Introduction Endoscopy units face an increasing demand on their ability to meet timeliness targets. One way of managing demand is to work differently – and straight to test (STT) offers this. Patients with lower gastrointestinal (LGI) symptoms are telephone triaged by a trained specialist nurse direct to the appropriate endoscopic investigation, rather than attending clinic first. Clear benefits to the patient are a reduction in time to wait until definitive (endoscopic) diagnosis, to the Trust in freeing up out-patient staff to work elsewhere, and finally to the local health economy in terms of reduction in clinic costs

Methods We followed a protocol outlined previously by the Dorset group.1 Briefly, a specialist nurse assessed patients by phone and completed a symptom questionnaire. Patients were triaged according to symptoms and age; flexible sigmoidoscopy (<40 yrs, anorectal symptoms only) or clinic (>80 yrs and comorbidity, or major co-morbidity) or colonoscopy (everyone else). Appointments occured within 2 weeks for 2WW patients, or within 6 weeks for 18WW patients. The endoscopist was allowed to arrange further clinic review as was seen fit. A prospective database allowed capture of patient outcomes and demographic details, an estimate of financial benefit was made on the basis of standard charges for surgical (£172) or medical (£220) out-patient clinics.

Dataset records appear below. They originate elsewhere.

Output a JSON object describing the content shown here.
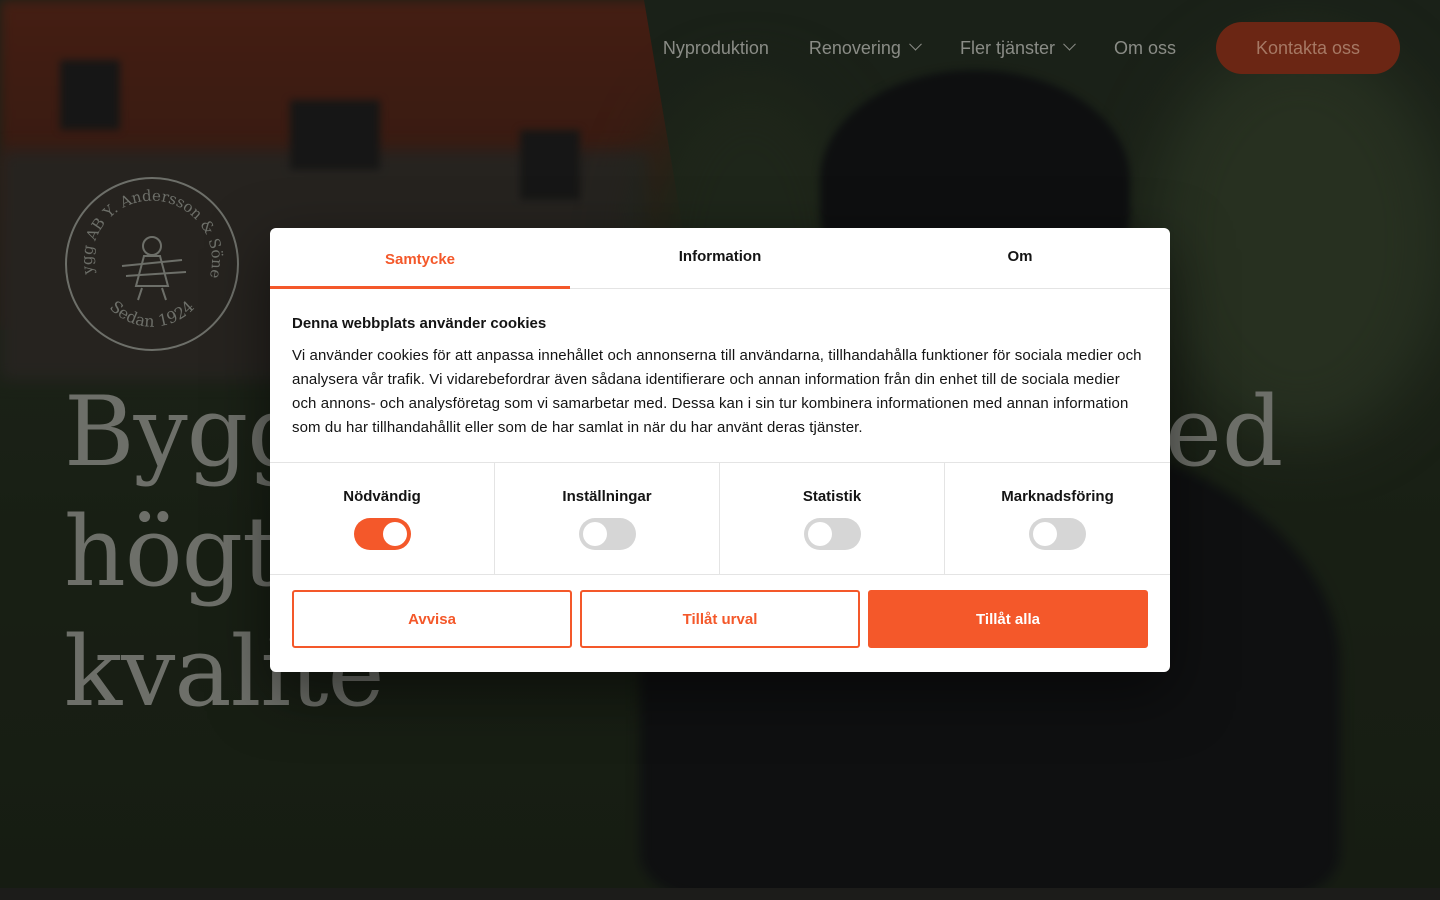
{
  "nav": {
    "items": [
      {
        "label": "Nyproduktion",
        "has_dropdown": false
      },
      {
        "label": "Renovering",
        "has_dropdown": true
      },
      {
        "label": "Fler tjänster",
        "has_dropdown": true
      },
      {
        "label": "Om oss",
        "has_dropdown": false
      }
    ],
    "cta_label": "Kontakta oss"
  },
  "logo": {
    "text_top": "Bygg AB Y. Andersson & Söner",
    "text_bottom": "Sedan 1924"
  },
  "hero": {
    "headline_lines": [
      "Bygg",
      "högt",
      "kvalite"
    ],
    "headline_right_fragment": "ed"
  },
  "cookie_dialog": {
    "tabs": [
      {
        "label": "Samtycke",
        "active": true
      },
      {
        "label": "Information",
        "active": false
      },
      {
        "label": "Om",
        "active": false
      }
    ],
    "title": "Denna webbplats använder cookies",
    "body": "Vi använder cookies för att anpassa innehållet och annonserna till användarna, tillhandahålla funktioner för sociala medier och analysera vår trafik. Vi vidarebefordrar även sådana identifierare och annan information från din enhet till de sociala medier och annons- och analysföretag som vi samarbetar med. Dessa kan i sin tur kombinera informationen med annan information som du har tillhandahållit eller som de har samlat in när du har använt deras tjänster.",
    "categories": [
      {
        "label": "Nödvändig",
        "enabled": true
      },
      {
        "label": "Inställningar",
        "enabled": false
      },
      {
        "label": "Statistik",
        "enabled": false
      },
      {
        "label": "Marknadsföring",
        "enabled": false
      }
    ],
    "buttons": {
      "reject": "Avvisa",
      "allow_selection": "Tillåt urval",
      "allow_all": "Tillåt alla"
    }
  },
  "colors": {
    "accent": "#f4582a",
    "cta_dim": "#6b2614"
  }
}
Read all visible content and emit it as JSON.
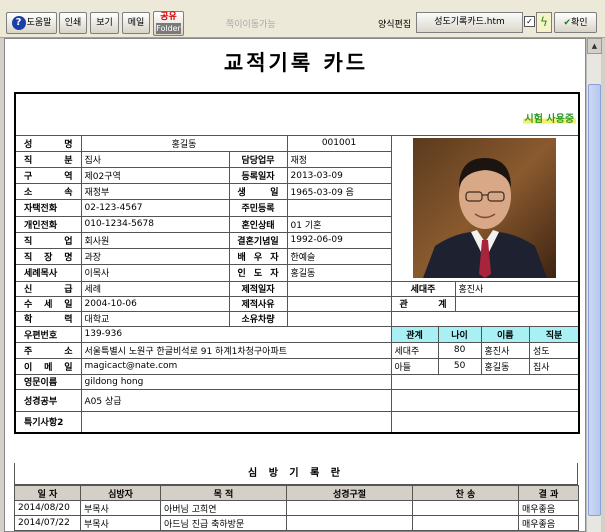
{
  "toolbar": {
    "help_label": "도움말",
    "print_label": "인쇄",
    "view_label": "보기",
    "mail_label": "메일",
    "share_label": "공유",
    "folder_label": "Folder",
    "page_move_label": "쪽이이동가능",
    "form_edit_label": "양식편집",
    "form_file": "성도기록카드.htm",
    "ok_label": "확인"
  },
  "card": {
    "title": "교적기록 카드",
    "stamp": "시험 사용중"
  },
  "labels": {
    "name": "성 명",
    "position": "직 분",
    "district": "구 역",
    "affiliation": "소 속",
    "home_phone": "자택전화",
    "mobile": "개인전화",
    "job": "직 업",
    "workplace": "직 장 명",
    "parish_pastor": "세례목사",
    "faith": "신 급",
    "baptism_date": "수 세 일",
    "education": "학 력",
    "zipcode": "우편번호",
    "address": "주 소",
    "email": "이 메 일",
    "english_name": "영문이름",
    "bible_study": "성경공부",
    "notes2": "특기사항2",
    "duty": "담당업무",
    "reg_date": "등록일자",
    "birthday": "생 일",
    "resident_no": "주민등록",
    "marital": "혼인상태",
    "wedding_anniv": "결혼기념일",
    "spouse": "배 우 자",
    "guide": "인 도 자",
    "transfer_date": "제적일자",
    "transfer_reason": "제적사유",
    "vehicle": "소유차량",
    "household_head": "세대주",
    "relation": "관 계"
  },
  "member": {
    "name": "홍길동",
    "id": "001001",
    "position": "집사",
    "district": "제02구역",
    "affiliation": "재정부",
    "home_phone": "02-123-4567",
    "mobile": "010-1234-5678",
    "job": "회사원",
    "workplace": "과장",
    "parish_pastor": "이목사",
    "faith": "세례",
    "baptism_date": "2004-10-06",
    "education": "대학교",
    "zipcode": "139-936",
    "address": "서울특별시 노원구 한글비석로 91 하계1차청구아파트",
    "email": "magicact@nate.com",
    "english_name": "gildong hong",
    "bible_study": "A05 상급",
    "duty": "재정",
    "reg_date": "2013-03-09",
    "birthday": "1965-03-09 음",
    "marital": "01 기혼",
    "wedding_anniv": "1992-06-09",
    "spouse": "한예슬",
    "guide": "홍길동",
    "household_head": "홍진사"
  },
  "family": {
    "headers": [
      "관계",
      "나이",
      "이름",
      "직분"
    ],
    "rows": [
      [
        "세대주",
        "80",
        "홍진사",
        "성도"
      ],
      [
        "아들",
        "50",
        "홍길동",
        "집사"
      ]
    ]
  },
  "visit": {
    "title": "심 방 기 록 란",
    "headers": [
      "일 자",
      "심방자",
      "목 적",
      "성경구절",
      "찬 송",
      "결 과"
    ],
    "rows": [
      [
        "2014/08/20",
        "부목사",
        "아버님 고희연",
        "",
        "",
        "매우좋음"
      ],
      [
        "2014/07/22",
        "부목사",
        "아드님 진급 축하방문",
        "",
        "",
        "매우좋음"
      ]
    ]
  },
  "colors": {
    "family_header_bg": "#a8f0f4",
    "stamp_text": "#2a9a2a",
    "stamp_highlight": "#f2ef6a",
    "share_text": "#d00000"
  }
}
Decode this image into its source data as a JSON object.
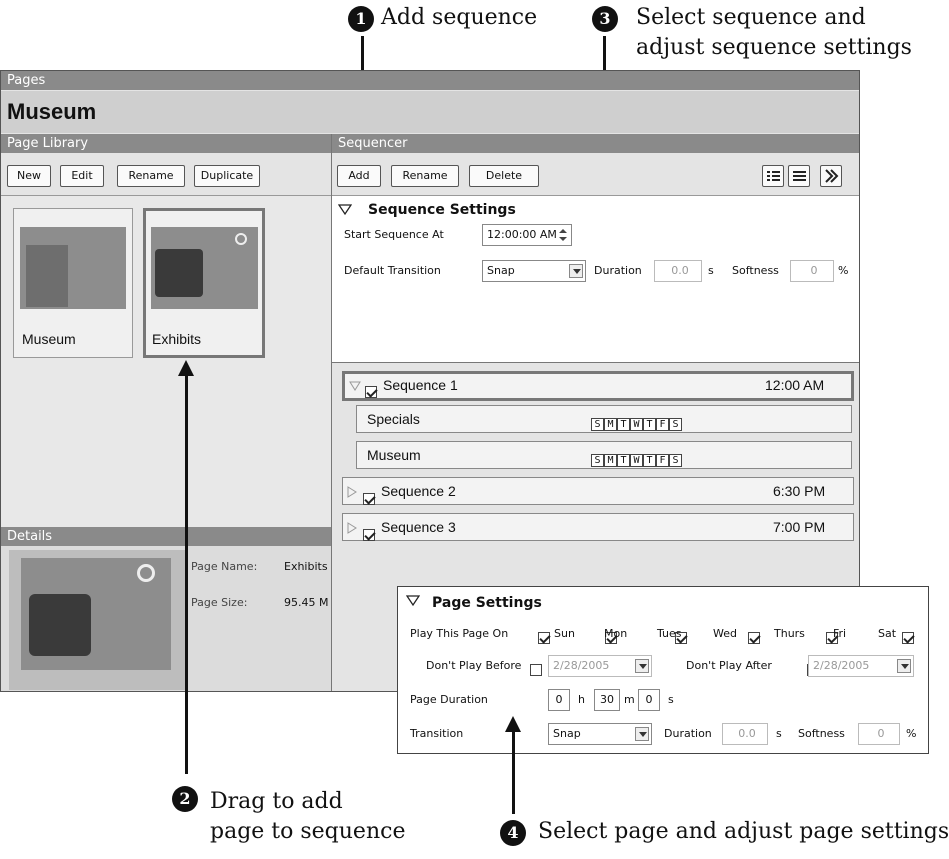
{
  "callouts": {
    "c1": {
      "num": "1",
      "text": "Add sequence"
    },
    "c2": {
      "num": "2",
      "line1": "Drag to add",
      "line2": "page to sequence"
    },
    "c3": {
      "num": "3",
      "line1": "Select sequence and",
      "line2": "adjust sequence settings"
    },
    "c4": {
      "num": "4",
      "text": "Select page and adjust page settings"
    }
  },
  "app": {
    "pages_header": "Pages",
    "title": "Museum",
    "library": {
      "header": "Page Library",
      "buttons": {
        "new": "New",
        "edit": "Edit",
        "rename": "Rename",
        "duplicate": "Duplicate"
      },
      "pages": [
        {
          "label": "Museum",
          "selected": false
        },
        {
          "label": "Exhibits",
          "selected": true
        }
      ]
    },
    "details": {
      "header": "Details",
      "page_name_label": "Page Name:",
      "page_name_value": "Exhibits",
      "page_size_label": "Page Size:",
      "page_size_value": "95.45 M"
    },
    "sequencer": {
      "header": "Sequencer",
      "buttons": {
        "add": "Add",
        "rename": "Rename",
        "delete": "Delete"
      },
      "settings": {
        "title": "Sequence Settings",
        "start_label": "Start Sequence At",
        "start_value": "12:00:00 AM",
        "transition_label": "Default Transition",
        "transition_value": "Snap",
        "duration_label": "Duration",
        "duration_value": "0.0",
        "duration_unit": "s",
        "softness_label": "Softness",
        "softness_value": "0",
        "softness_unit": "%"
      },
      "sequences": [
        {
          "name": "Sequence 1",
          "time": "12:00 AM"
        },
        {
          "name": "Sequence 2",
          "time": "6:30 PM"
        },
        {
          "name": "Sequence 3",
          "time": "7:00 PM"
        }
      ],
      "pages_in_seq": [
        {
          "name": "Specials",
          "days": [
            "S",
            "M",
            "T",
            "W",
            "T",
            "F",
            "S"
          ]
        },
        {
          "name": "Museum",
          "days": [
            "S",
            "M",
            "T",
            "W",
            "T",
            "F",
            "S"
          ]
        }
      ]
    }
  },
  "page_settings": {
    "title": "Page Settings",
    "play_on_label": "Play This Page On",
    "days": [
      "Sun",
      "Mon",
      "Tues",
      "Wed",
      "Thurs",
      "Fri",
      "Sat"
    ],
    "dont_before_label": "Don't Play Before",
    "dont_before_value": "2/28/2005",
    "dont_after_label": "Don't Play After",
    "dont_after_value": "2/28/2005",
    "duration_label": "Page Duration",
    "hours": "0",
    "h_unit": "h",
    "minutes": "30",
    "m_unit": "m",
    "seconds": "0",
    "s_unit": "s",
    "transition_label": "Transition",
    "transition_value": "Snap",
    "t_duration_label": "Duration",
    "t_duration_value": "0.0",
    "t_duration_unit": "s",
    "softness_label": "Softness",
    "softness_value": "0",
    "softness_unit": "%"
  }
}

Results 89 patients passed through the pathway in the first three months, 64% female. Mean age 61 (range 32–88) yrs, 76% were on the 2WW pathway. Only 2% of the patients were triaged to flexible sigmoidoscopy, no patients required clinic assessment first. Mean wait on pathway for 2WW 12.4 days (range 4–20), and for 18WW 28.8 days (range 15–42), all breaches by patient choice. This represented a reduction from the normal pathway of 48% (2WW) and 67% (18WW). DNA rate was low at 1% (unit average 7%). Most common diagnoses were polyps (20%), diverticular disease (20%), IBD (9%). 1 patient had colorectal cancer – a further patient was diagnosed with pancreatic cancer on CT pneumocolon following a failed colonoscopy. 13% patients required clinic follow up. An estimated saving of £14156 was made from out-patient clinic slots that were no longer necessary, with cancellation of over seven new out-patient lists.

Conclusion These data suggest that the introduction of a novel pathway for patients with LGI symptoms can produce significant benefits to the patient in terms of time to definitive endoscopic diagnosis. A financial benefit is also clear, as is the opportunity to redeploy clinic doctors elsewhere.

Reference Wright HL. Colorectal Dis 2012;14:10

Disclosure of Interest None Declared.